The Scottish airline was encouraged into Jersey by that island’s government after the collapse of Blue Islands, and it immediately tried to take over the airline’s Guernsey routes too.
Last week it was announced that the TLA was intending to deny Loganair a licence to operate the Guernsey-Jersey route and it responded by withdrawing its application.
Jersey deputy Jonathan Renouf said that Guernsey ‘holding the cards’ over inter-island air travel was not necessarily a bad thing, but is almost certainly not the outcome the Jersey government would have wished for.
‘It was a logical consequence of Jersey deciding not to talk to Guernsey at the time the Blue Islands’ crisis began. The possibility to work collaboratively was lost.
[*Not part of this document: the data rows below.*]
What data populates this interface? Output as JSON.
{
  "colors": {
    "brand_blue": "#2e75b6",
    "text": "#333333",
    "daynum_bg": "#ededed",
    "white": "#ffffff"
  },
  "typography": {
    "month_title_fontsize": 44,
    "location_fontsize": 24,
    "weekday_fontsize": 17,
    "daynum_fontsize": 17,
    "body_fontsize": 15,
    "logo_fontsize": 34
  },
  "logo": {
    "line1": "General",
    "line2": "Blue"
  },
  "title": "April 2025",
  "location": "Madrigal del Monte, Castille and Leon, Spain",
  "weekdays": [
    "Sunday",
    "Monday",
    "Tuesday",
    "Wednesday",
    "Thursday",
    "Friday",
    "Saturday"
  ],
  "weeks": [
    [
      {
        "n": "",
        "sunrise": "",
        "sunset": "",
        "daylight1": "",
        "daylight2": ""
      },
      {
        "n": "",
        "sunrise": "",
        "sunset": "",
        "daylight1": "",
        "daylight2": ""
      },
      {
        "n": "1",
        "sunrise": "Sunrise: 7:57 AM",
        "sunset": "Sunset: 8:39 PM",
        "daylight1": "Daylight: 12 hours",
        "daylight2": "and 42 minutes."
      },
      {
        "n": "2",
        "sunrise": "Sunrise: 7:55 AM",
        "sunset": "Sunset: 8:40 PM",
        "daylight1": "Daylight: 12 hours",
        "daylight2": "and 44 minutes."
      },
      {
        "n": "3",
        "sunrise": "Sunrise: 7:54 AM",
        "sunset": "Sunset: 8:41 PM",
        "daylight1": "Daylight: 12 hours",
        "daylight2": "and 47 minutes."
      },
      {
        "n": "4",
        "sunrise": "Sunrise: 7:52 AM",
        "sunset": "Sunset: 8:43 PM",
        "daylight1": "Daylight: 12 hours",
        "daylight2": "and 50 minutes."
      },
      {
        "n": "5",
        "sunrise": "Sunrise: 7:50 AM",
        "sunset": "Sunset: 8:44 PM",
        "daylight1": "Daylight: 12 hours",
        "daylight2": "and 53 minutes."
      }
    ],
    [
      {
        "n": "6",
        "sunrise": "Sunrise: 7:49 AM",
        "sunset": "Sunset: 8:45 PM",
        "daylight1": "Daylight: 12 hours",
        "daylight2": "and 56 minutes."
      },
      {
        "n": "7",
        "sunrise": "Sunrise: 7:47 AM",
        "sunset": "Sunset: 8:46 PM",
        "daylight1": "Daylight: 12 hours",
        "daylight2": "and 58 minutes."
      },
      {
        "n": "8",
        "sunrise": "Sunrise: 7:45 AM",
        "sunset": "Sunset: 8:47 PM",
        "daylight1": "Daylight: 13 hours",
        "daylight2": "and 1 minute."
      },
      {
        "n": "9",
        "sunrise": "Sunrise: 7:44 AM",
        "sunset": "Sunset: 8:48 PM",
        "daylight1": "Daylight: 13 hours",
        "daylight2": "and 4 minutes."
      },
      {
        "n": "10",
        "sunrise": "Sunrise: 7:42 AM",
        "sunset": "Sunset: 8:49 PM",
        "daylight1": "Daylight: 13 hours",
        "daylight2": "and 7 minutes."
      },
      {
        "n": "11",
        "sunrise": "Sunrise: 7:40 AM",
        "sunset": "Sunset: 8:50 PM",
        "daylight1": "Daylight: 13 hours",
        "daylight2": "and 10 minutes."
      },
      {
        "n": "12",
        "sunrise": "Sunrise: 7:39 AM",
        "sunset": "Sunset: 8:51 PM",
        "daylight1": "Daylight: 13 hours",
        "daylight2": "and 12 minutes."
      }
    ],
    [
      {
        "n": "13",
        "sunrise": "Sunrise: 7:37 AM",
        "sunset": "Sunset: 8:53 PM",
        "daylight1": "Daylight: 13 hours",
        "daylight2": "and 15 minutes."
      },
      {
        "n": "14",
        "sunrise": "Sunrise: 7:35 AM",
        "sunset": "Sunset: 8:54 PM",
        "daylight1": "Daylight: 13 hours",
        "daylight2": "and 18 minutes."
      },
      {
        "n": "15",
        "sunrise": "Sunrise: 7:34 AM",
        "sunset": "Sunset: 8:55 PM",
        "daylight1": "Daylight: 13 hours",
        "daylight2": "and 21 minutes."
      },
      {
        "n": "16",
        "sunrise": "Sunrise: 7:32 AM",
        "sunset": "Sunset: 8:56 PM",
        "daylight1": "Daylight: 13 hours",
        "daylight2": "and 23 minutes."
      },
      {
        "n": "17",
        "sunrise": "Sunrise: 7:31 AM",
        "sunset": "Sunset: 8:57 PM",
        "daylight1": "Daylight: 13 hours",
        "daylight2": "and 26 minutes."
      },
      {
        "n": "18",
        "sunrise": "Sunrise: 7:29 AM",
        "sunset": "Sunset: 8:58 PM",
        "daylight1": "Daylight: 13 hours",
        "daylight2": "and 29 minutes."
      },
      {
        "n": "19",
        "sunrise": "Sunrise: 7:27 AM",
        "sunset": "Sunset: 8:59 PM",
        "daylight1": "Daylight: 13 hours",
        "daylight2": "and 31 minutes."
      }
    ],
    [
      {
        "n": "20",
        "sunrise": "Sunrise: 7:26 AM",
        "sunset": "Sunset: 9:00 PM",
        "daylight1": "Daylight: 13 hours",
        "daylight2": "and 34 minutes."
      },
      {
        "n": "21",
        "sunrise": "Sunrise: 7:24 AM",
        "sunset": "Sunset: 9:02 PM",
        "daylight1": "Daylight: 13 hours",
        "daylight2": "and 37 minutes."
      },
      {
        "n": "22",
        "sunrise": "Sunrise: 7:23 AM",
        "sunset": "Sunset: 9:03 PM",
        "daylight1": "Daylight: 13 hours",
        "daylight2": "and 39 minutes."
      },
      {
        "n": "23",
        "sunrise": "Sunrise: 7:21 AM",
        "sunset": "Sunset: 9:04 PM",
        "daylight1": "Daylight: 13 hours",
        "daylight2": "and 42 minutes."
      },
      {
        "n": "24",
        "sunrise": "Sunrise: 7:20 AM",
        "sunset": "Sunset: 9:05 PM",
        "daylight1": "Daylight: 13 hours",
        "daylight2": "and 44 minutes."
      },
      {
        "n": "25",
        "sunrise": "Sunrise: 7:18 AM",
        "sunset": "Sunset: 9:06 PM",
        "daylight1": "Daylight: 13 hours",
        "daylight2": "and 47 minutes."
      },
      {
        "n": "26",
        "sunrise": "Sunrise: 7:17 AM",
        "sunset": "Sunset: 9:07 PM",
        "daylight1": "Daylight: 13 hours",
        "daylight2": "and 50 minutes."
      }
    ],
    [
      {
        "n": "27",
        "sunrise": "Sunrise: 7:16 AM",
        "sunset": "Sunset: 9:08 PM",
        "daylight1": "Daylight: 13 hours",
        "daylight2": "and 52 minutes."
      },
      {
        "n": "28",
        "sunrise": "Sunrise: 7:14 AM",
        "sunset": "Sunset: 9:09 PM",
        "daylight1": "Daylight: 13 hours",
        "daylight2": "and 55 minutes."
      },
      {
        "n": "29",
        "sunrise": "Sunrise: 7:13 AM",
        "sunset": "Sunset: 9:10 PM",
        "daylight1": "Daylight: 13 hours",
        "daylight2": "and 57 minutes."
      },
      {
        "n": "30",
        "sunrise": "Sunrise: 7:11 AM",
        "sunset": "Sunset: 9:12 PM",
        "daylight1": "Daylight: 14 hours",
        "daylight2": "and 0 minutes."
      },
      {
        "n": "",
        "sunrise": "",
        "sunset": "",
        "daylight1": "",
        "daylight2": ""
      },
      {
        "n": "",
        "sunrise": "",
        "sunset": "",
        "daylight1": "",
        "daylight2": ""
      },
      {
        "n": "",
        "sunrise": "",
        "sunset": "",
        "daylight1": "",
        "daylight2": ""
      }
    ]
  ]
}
What was missed was an opportunity to collaborate,’ he said.
Deputy Montfort Tadier, chair of the island’s Economic and International Affairs Scrutiny Panel, told the Jersey Evening Post that he was concerned Jersey and Guernsey governments did not appear to be working well together and there was increased fragmentation of inter-island connectivity.
‘It was clear to me and many others that Loganair would never be granted a licence to operate the routes between Guernsey and Jersey and Guernsey and Southampton,’ he said.
‘The immediate question is how this will affect the financial viability of Loganair’s operations to and from Jersey, given that these other potentially lucrative routes are no longer an option.’
Deputy Tadier said that time would tell whether it was a wise decision from the TLA to reject Loganair’s application.
‘From a Jersey perspective, I am certainly concerned that – once again – Jersey and Guernsey’s governments do not seem to be working together in the best interests of both islands,’ he said.
‘We have seen this already in terms of ferry travel, and the same may be happening with air routes.’